Why was drinking coffee in Turkey punishable by death?
Sultan Murad IV, a ruler of the Ottoman Empire, would not have been a fan of Starbucks. Under his rule, the consumption of coffee was a capital offense. The sultan was so intent on eradicating coffee that he would disguise himself as a commoner and stalk the streets of Istanbul with a hundred-pound broadsword.
Was drinking coffee punishable by death?
Murad’s war on coffee began in earnest in the 1630s. He made it illegal to operate a coffee house or to be seen drinking coffee in public. The punishment for disobedience was death.
Did people drink coffee in the Great Depression?

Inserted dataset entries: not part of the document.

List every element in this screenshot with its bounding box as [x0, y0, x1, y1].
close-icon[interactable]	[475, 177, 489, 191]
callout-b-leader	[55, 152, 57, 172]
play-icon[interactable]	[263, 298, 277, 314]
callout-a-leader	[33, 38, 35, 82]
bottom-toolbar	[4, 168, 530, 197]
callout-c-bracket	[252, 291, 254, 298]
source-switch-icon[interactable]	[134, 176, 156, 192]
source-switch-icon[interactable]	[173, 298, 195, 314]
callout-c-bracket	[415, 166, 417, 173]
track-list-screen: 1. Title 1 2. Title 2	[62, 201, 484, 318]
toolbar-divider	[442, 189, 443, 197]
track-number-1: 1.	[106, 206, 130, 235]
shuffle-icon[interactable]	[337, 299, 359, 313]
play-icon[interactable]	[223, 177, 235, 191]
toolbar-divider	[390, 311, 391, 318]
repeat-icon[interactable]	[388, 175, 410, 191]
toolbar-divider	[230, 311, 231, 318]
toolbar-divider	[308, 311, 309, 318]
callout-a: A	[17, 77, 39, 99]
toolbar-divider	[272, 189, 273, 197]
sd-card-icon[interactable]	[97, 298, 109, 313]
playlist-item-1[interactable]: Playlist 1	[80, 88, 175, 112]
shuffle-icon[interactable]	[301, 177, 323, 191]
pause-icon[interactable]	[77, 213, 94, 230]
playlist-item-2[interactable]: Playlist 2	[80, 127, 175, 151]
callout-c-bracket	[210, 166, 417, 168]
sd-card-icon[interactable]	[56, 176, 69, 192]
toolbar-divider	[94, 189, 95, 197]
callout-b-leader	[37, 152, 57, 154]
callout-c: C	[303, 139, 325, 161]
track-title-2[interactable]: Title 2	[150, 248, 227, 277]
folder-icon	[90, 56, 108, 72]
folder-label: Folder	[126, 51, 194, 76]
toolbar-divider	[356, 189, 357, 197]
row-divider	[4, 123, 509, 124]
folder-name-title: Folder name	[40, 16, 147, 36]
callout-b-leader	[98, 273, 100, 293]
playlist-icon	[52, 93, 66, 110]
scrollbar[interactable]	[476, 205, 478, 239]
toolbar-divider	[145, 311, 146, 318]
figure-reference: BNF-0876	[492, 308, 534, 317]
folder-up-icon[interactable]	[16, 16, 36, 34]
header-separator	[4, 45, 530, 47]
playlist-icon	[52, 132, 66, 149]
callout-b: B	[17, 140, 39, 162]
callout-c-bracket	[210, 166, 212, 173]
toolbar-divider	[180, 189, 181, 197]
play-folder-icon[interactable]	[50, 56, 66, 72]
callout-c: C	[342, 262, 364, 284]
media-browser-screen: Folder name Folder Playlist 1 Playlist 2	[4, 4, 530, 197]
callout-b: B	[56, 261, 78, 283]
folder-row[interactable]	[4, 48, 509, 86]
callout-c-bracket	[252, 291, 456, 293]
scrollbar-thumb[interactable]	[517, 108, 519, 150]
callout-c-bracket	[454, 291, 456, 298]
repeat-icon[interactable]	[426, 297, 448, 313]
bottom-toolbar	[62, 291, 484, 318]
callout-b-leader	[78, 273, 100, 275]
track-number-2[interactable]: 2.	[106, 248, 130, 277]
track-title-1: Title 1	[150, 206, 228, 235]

If we flash forward to the Great Depression of the 1930s, we see that coffee remained an important piece of American life. Whether unemployed, or having lost a lot of money, many were stretched so thin that they simply could not afford extras such as coffee, even at just five cents.
Why did the Ottomans ban coffee?
Purist Muslims wanted it banned because of its stimulating nature and because it was an innovation. The chief religious authority among the Ottomans during the reign of Süleyman and his successor, Şeyhülislam Ebussuud issued a fatwa, or decree, against drinking coffee.
Is coffee banned anywhere?
Coffee is not illegal to drink in any country right now. But, in the past, there have been numerous bans on coffee in several countries like Italy, Sweden, Prussia, Mecca, and Turkey. In most cases, the ban was a result of political and social events and not because of the nature of coffee or the caffeine within.